The unstoppable Jackie Healy-Rae had an interesting story to tell on Radio Kerry in December 1999.
The presenter, Niall Madigan, asked him to confirm that he was one day late for the Dublin-Killarney train and a ministerial limousine took him from Leinster House to Heuston Station.
Let’s leave the rest to the late Healy-Rae of famed Kilgarvan: “Well, there’s no doubt or doubt, that’s happened. But I’ll tell you a better one than that… I don’t know if I should say it all, but it looks like I’ll have to now.
“I passed by the Curragh of Kildare one day, I was given permission to leave the house, that everything was in order, and within about 20 or 25 minutes there was a helicopter overhead in the air telling me to enter a garage. drive until I am taken back to Dublin to vote.
“And unfortunately as we were just preparing to move in, I got word on the cell phone that it was all right, the thing had been canceled at the house above, so I didn’t have to get in the helicopter.” go and go back,” he said.
Jackie Healy-Rae died in 2014, but the political house he built is still alive.
Independent TDs, like the glue that holds tottering governments together, come and go in waves, and are often the center of speculation and debate about “dogs wagging”. They were a major factor in the Inter-Party government of 1948, later very discreetly supporting the Fianna Fáil minority governments for Taoisigh Éamon de Valera and Seán Lemass.
In the chaotic period of three elections in 1981/82, they were on display again, with Tony Gregory selling his support for an inner-city Dublin development package and Limerick socialist Jim Kemmy pulling the plug on Garret’s budget. FitzGerald pulled above the VAT on children’s shoes.
But the latest crop of 21 Independents and Other TDs in today’s Dáil owes much to the fame of Jackie Healy-Rae and his colleagues Harry Blaney, Thomas Gildea of Donegal and Mildred Fox of Wicklow. The quartet was the third leg of the chair that supported Bertie Ahern’s 1997-2002 Fianna Fáil-led coalition, which defied all pundits and served a full five-year term.
The privilege of these four Independent TDs from 1997-2002 sometimes amounted to just the first chance to announce goodies for their respective backers. But the legend of their crucial power grew, and in the fall of 1999—two years after the scheme was introduced—Jackie Healy-Rae was able to casually answer “just a few millin” when asked how much he’d secured for a South Bridge project. – Kerry.
It meant that many voters, in many other constituencies, decided they wanted their “own Healy-Rae” to secure the hospital, build that bridge, fill the potholes, and take home other goodies.
The last time out, on February 7, 2020, Irish voters returned 21 Independents and others to the Dáil.

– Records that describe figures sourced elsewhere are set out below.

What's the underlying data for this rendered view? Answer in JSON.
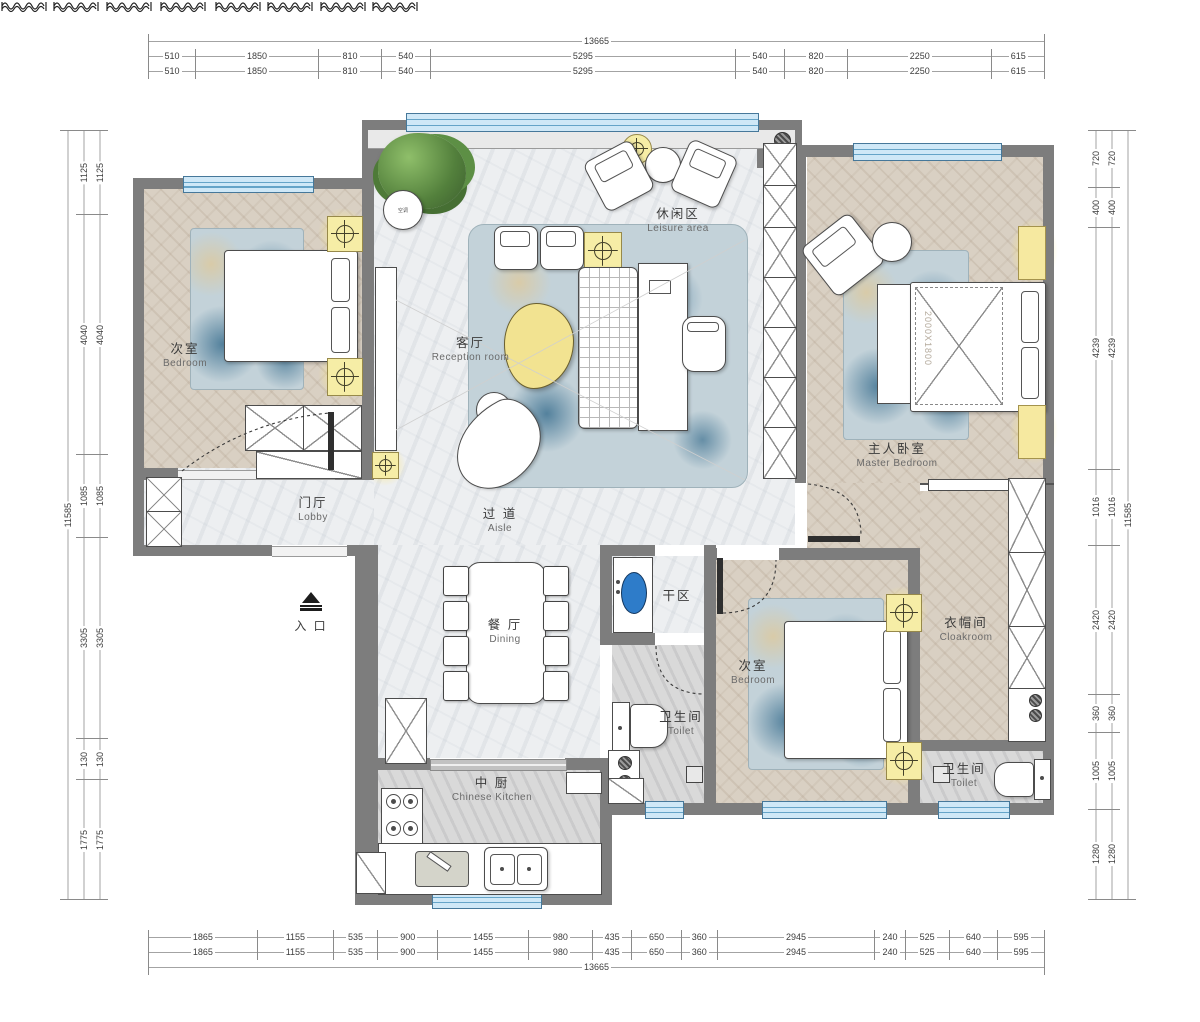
{
  "dimensions": {
    "top": {
      "total": "13665",
      "row": [
        "510",
        "1850",
        "810",
        "540",
        "5295",
        "540",
        "820",
        "2250",
        "615"
      ]
    },
    "bottom": {
      "total": "13665",
      "row": [
        "1865",
        "1155",
        "535",
        "900",
        "1455",
        "980",
        "435",
        "650",
        "360",
        "2945",
        "240",
        "525",
        "640",
        "595"
      ]
    },
    "left": {
      "total": "11585",
      "row": [
        "1125",
        "4040",
        "1085",
        "3305",
        "130",
        "1775"
      ]
    },
    "right": {
      "total": "11585",
      "row": [
        "720",
        "400",
        "4239",
        "1016",
        "2420",
        "360",
        "1005",
        "1280"
      ]
    }
  },
  "rooms": {
    "bedroom1": {
      "zh": "次室",
      "en": "Bedroom"
    },
    "lobby": {
      "zh": "门厅",
      "en": "Lobby"
    },
    "reception": {
      "zh": "客厅",
      "en": "Reception  room"
    },
    "leisure": {
      "zh": "休闲区",
      "en": "Leisure area"
    },
    "aisle": {
      "zh": "过 道",
      "en": "Aisle"
    },
    "master": {
      "zh": "主人卧室",
      "en": "Master Bedroom"
    },
    "dining": {
      "zh": "餐 厅",
      "en": "Dining"
    },
    "dry": {
      "zh": "干区",
      "en": ""
    },
    "toilet_mid": {
      "zh": "卫生间",
      "en": "Toilet"
    },
    "bedroom2": {
      "zh": "次室",
      "en": "Bedroom"
    },
    "cloakroom": {
      "zh": "衣帽间",
      "en": "Cloakroom"
    },
    "toilet_br": {
      "zh": "卫生间",
      "en": "Toilet"
    },
    "kitchen": {
      "zh": "中 厨",
      "en": "Chinese Kitchen"
    },
    "entrance": {
      "zh": "入 口",
      "en": ""
    }
  },
  "furniture": {
    "master_bed_size": "2000X1800",
    "side_table_label": "空调"
  },
  "colors": {
    "wall": "#7d7d7d",
    "window": "#cfe8f7",
    "accent_yellow": "#f6eda6",
    "rug_blue": "#7ba6bc",
    "wood": "#d9d0c3"
  }
}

And last week, when former Fine Gael minister Joe McHugh jumped the Fine Gael ship over the mica compensation scheme, the current three-party coalition technically lost its majority of more than 80 TDs in the 160-seat Dáil. Last September, Fianna Fáil lost to their Sligo-Leitrim TD, Marc MacSharry, and in May, the Green Party lost Neasa Hourigan and Patrick Costello.
Suddenly, the spotlight was once again on those Independents and Others, nine of whom had boosted the number of three-party coalitions in Micheál Martin’s election to Taoiseach on June 27, 2020.
It was reported on Sunday that the Taoiseach reached out to certain Independent TDs and bought last minute fire insurance for Tuesday’s no-confidence vote against the Coalition, driven by Sinn Féin. Mary Lou McDonald, emphasizing she would never tell another non-Sinn Féin TD how to vote, urged the Independents not to support the government.
Two strong-willed Independents, Marian Harkin of Sligo-Leitrim and Matt Shanahan, made it clear that their decisions would be guided by the interests of voters.
In the end, the government won when the Fine Gael, Fianna Fáil and the Green Party “exiles” stayed with their former and perhaps future parliamentary colleagues. Four independent TDs also voted with the government – Michael Lowry, Cathal Berry, Peter Fitzpatrick and Seán Canney.
This will bring the focus back to the promises they may or may not have made for this good deed. But in the longer term, in a changing political landscape, there is speculation that the power of Independents may well have reached its peak.